Natural Gas is an album by Canadian jazz rock outfit, Natural Gas. It was their only album. It stayed in the Canadian charts for a period of time in 1970.

Background
Natural Gas' debut album was recorded at RCA studios in Montreal in October, 1969. It was produced by the group's managers, Pat Jaques and Fran White who the group met in March that year. It was also mixed in New York. 
It was released in January, 1970. It was released in the United States some time before it got a Canadian release. It was also a front page pick by music magazines, Record World and Billboard.  

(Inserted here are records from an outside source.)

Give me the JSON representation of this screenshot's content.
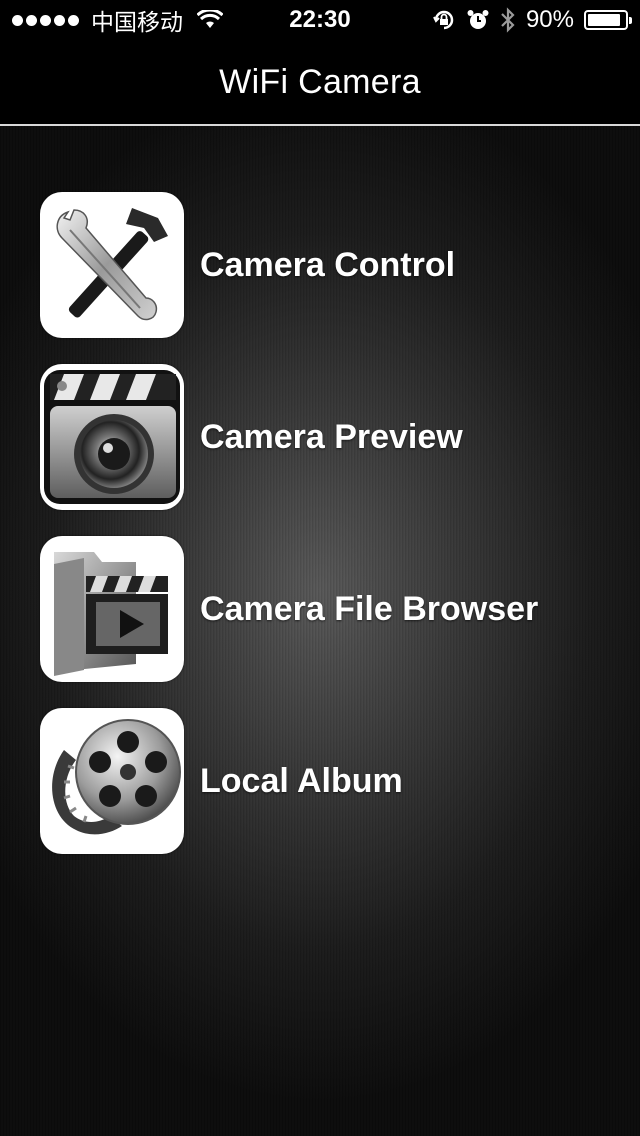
{
  "status_bar": {
    "carrier": "中国移动",
    "time": "22:30",
    "battery_percent": "90%",
    "battery_level": 0.9,
    "icons": [
      "signal-dots-icon",
      "wifi-icon",
      "orientation-lock-icon",
      "alarm-icon",
      "bluetooth-icon",
      "battery-icon"
    ]
  },
  "nav": {
    "title": "WiFi Camera"
  },
  "menu": {
    "items": [
      {
        "label": "Camera Control",
        "icon": "wrench-hammer-icon"
      },
      {
        "label": "Camera Preview",
        "icon": "clapper-lens-icon"
      },
      {
        "label": "Camera File Browser",
        "icon": "folder-video-icon"
      },
      {
        "label": "Local Album",
        "icon": "film-reel-icon"
      }
    ]
  },
  "colors": {
    "background": "#000000",
    "divider": "#d9d9d9",
    "text": "#ffffff"
  }
}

A party was held in January at Broadway Recording Studios for the release of the group's album. It was attended by Gus Gossart, WCBS-FM Program Director, Dick Bozzi, WCBS-FM Music Director, Dan Goldberg, Music Editor of Record World, plus hosts, George and Sam Goldner of Firebird Records. Their song, "What Do You Want From My Life" was also getting attention.  By March, that year, Modern Tape's Promotional Director, John Driscoll was ready to tour the Western Provinces to promote the group's LP album and their single, "All Powerful Man".

Charts
For the week ending March 14th, the album entered the RPM100 albums chart at #82.
For the week ending April 18, 1970 the album was at #66 on the RPM100 albums chart. For the week ending May 16, it was at the #55 spot.

The album also made the Top 50 in the United States.